Unter dem Titel „Embodying people with dementia: the role of dance in an arts-based dance therapy research project“ wurden persönliche Erfahrungen über Möglichkeiten und Grenzen der praktischen Umsetzung einer spezifischen Forschungsmethodik aus dem tanztherapeutischen Kontext vorgestellt. Die Kooperation zwischen Marie Louise Gilcher, Dr. Raluca Popa und Maartje Jaspers, die alle ihre Ausbildung bei Codarts/Rotterdam absolviert haben, bildete die Grundlage für den Workshop, in dem die Forschungsarbeit, gemeinsam mit der Teilnehmer_innengruppe, fortgesetzt wurde.
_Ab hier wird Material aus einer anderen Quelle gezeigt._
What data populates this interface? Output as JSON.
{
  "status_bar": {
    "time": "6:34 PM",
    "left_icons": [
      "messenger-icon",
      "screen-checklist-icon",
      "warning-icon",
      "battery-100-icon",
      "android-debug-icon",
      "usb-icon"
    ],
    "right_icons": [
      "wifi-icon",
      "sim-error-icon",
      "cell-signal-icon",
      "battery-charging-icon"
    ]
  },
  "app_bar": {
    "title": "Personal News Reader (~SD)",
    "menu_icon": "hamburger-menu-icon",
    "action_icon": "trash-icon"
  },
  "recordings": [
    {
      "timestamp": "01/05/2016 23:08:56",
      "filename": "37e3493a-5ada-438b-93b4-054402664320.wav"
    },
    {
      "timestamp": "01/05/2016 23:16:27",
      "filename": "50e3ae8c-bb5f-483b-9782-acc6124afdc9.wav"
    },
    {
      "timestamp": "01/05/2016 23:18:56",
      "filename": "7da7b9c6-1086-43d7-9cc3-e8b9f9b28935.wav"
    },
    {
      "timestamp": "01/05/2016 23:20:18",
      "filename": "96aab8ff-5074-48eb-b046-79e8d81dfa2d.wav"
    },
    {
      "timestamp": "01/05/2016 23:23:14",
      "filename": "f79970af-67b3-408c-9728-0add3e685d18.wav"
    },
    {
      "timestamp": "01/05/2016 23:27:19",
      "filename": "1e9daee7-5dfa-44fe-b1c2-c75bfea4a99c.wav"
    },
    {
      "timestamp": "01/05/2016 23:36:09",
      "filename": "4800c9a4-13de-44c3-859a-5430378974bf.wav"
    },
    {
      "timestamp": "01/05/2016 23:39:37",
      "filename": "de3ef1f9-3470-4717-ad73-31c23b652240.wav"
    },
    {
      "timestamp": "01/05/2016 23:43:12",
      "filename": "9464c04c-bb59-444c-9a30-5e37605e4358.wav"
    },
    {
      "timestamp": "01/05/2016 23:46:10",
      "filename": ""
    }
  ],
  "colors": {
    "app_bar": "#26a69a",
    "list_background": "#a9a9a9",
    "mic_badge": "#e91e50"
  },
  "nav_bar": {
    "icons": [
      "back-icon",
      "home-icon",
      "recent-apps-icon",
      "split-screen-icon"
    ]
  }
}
Im Rahmen des Workshops stellte Marie Louise Gilcher ihre Fallstudie über die tanztherapeutische Arbeit in einem Pflegeheim vor, die sich mit der Frage beschäftigt, welche Rolle Humor in diesem therapeutischen Setting spielen kann. Zusätzlich entstand aus dem gesammelten Bewegungsmaterial eine „live performance", die in dem Workshop vorgestellt wurde. Mithilfe des bewegten Feedbacks der Teilnehmer_innen wurden weitere Daten generiert. Die Erkenntnisse der drei Forscherinnen flossen zudem in die Erstellung eines Kapitels ein, das in einem Manual zu dem Thema „arts-based research“ erscheint. Dieses Manual enthält verschiedene Ansätze von unterschiedlichen Forschergruppen, wobei die genannten Autorinnen Tanz als Forschungs- und Arbeitsmedium wählten.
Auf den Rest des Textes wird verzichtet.